New Book Review: "Time Series Databases"
New book review for Time Series Databases: New Ways to Store and Access Data, by Ted Dunning and Ellen Friedman, O'Reilly, 2015, reposted here:
This book specifically centers around time series databases (TSDB). Although collecting and analyzing time series data is not new, as the authors explain, the current task of building scalable time series databases is a huge challenge, calling for new approaches and new tools in light of the immense volume, velocity, and variety of data especially associated with machine data.
While time series databases are not a distinct category of databases apart from relational, key-value, column-oriented, document-oriented, and graph databases discussed in such books as "Seven Databases in Seven Weeks: A Guide to Modern Databases and the NoSQL Movement" (see my review), use of databases for time series data serves a distinct purpose. For example, Apache HBase is a column-oriented database that can be used for time series data.
Dunning and Friedman first explain the value of using time series data, and present an overview of modern use cases followed by a comparison of relational databases versus non-relational databases in the context of time series data. The latter half of the text provides an explanation of the concepts involved in building a high performance time series database, followed by some brief discussion on related topics.

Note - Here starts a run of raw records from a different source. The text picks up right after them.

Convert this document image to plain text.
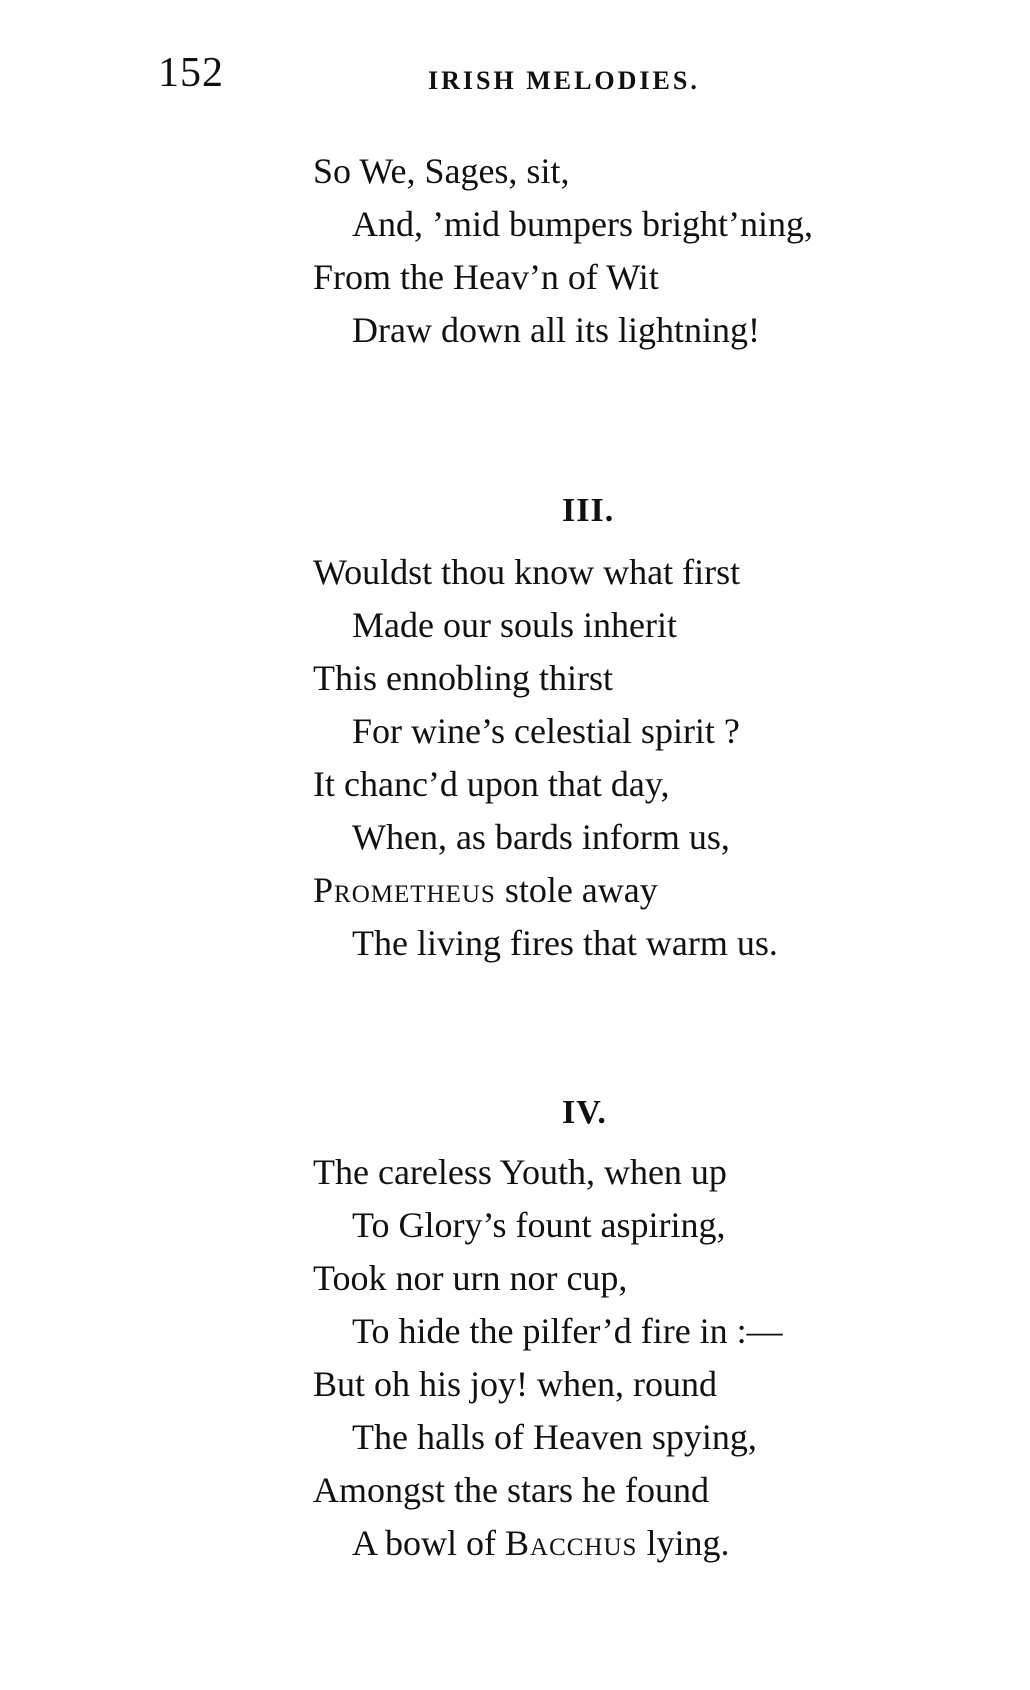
152	IRISH MELODIES.
So We, Sages, sit,
And, ’mid bumpers bright’ning,
From the Heav’n of Wit
Draw down all its lightning!
III.
Wouldst thou know what first
Made our souls inherit
This ennobling thirst
For wine’s celestial spirit ?
It chanc’d upon that day,
When, as bards inform us,
Prometheus stole away
The living fires that warm us.
IV.
The careless Youth, when up
To Glory’s fount aspiring,
Took nor urn nor cup,
To hide the pilfer’d fire in :—
But oh his joy! when, round
The halls of Heaven spying,
Amongst the stars he found
A bowl of Bacchus lying.
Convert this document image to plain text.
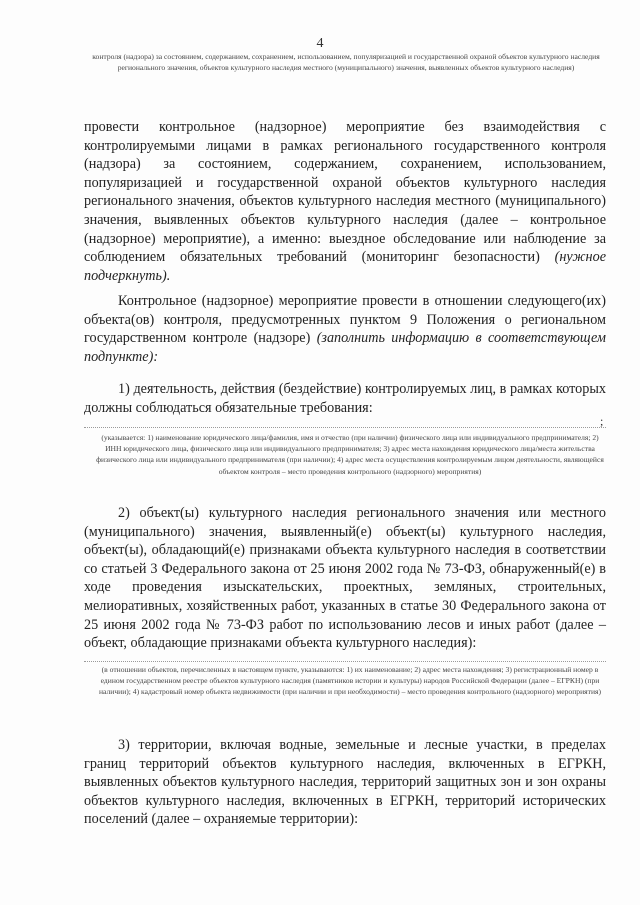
4
контроля (надзора) за состоянием, содержанием, сохранением, использованием, популяризацией и государственной охраной объектов культурного наследия регионального значения, объектов культурного наследия местного (муниципального) значения, выявленных объектов культурного наследия)
провести контрольное (надзорное) мероприятие без взаимодействия с контролируемыми лицами в рамках регионального государственного контроля (надзора) за состоянием, содержанием, сохранением, использованием, популяризацией и государственной охраной объектов культурного наследия регионального значения, объектов культурного наследия местного (муниципального) значения, выявленных объектов культурного наследия (далее – контрольное (надзорное) мероприятие), а именно: выездное обследование или наблюдение за соблюдением обязательных требований (мониторинг безопасности) (нужное подчеркнуть).
Контрольное (надзорное) мероприятие провести в отношении следующего(их) объекта(ов) контроля, предусмотренных пунктом 9 Положения о региональном государственном контроле (надзоре) (заполнить информацию в соответствующем подпункте):
1) деятельность, действия (бездействие) контролируемых лиц, в рамках которых должны соблюдаться обязательные требования:
;
(указывается: 1) наименование юридического лица/фамилия, имя и отчество (при наличии) физического лица или индивидуального предпринимателя; 2) ИНН юридического лица, физического лица или индивидуального предпринимателя; 3) адрес места нахождения юридического лица/места жительства физического лица или индивидуального предпринимателя (при наличии); 4) адрес места осуществления контролируемым лицом деятельности, являющейся объектом контроля – место проведения контрольного (надзорного) мероприятия)
2) объект(ы) культурного наследия регионального значения или местного (муниципального) значения, выявленный(е) объект(ы) культурного наследия, объект(ы), обладающий(е) признаками объекта культурного наследия в соответствии со статьей 3 Федерального закона от 25 июня 2002 года № 73-ФЗ, обнаруженный(е) в ходе проведения изыскательских, проектных, земляных, строительных, мелиоративных, хозяйственных работ, указанных в статье 30 Федерального закона от 25 июня 2002 года № 73-ФЗ работ по использованию лесов и иных работ (далее – объект, обладающие признаками объекта культурного наследия):
(в отношении объектов, перечисленных в настоящем пункте, указываются: 1) их наименование; 2) адрес места нахождения; 3) регистрационный номер в едином государственном реестре объектов культурного наследия (памятников истории и культуры) народов Российской Федерации (далее – ЕГРКН) (при наличии); 4) кадастровый номер объекта недвижимости (при наличии и при необходимости) – место проведения контрольного (надзорного) мероприятия)
3) территории, включая водные, земельные и лесные участки, в пределах границ территорий объектов культурного наследия, включенных в ЕГРКН, выявленных объектов культурного наследия, территорий защитных зон и зон охраны объектов культурного наследия, включенных в ЕГРКН, территорий исторических поселений (далее – охраняемые территории):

The authors correctly state in their introductory chapter that time series data indicates when something actually took place. Because data can be recorded long after it is measured, time series data does not actually indicate when it was recorded. Such data requires a bitemporal database, which is beyond the scope of this book. Readers might be interested in knowing that an excellent (although very long-winded) book exists on this subject entitled "Managing Time in Relational Databases: How to Design, Update, and Query Temporal Data" (see my review).
Readers should be aware that Hadoop-based databases Apache HBase and MapR-DB are the focus in this book because they can rapidly ingest time series data, and also provide support for rapid, efficient queries of time series data. Usage of Open TSDB and Grafana alongside either of these databases is also discussed, just realize that MapR-DB extensions that enable direct BLOB loading are presented as the solution for accelerated performance.
Of the 8 chapters in this book, Chapter 3 ("Storing and Processing Time Series Data") and Chapter 4 ("Practical Time Series Tools") are the core of the book. Conversely, Chapters 5 through 8, while providing brief glimpses into some interesting related topics, do not provide much value and can be safely skipped by most readers. A decent 70-page read available free from O'Reilly that can be consumed in an afternoon.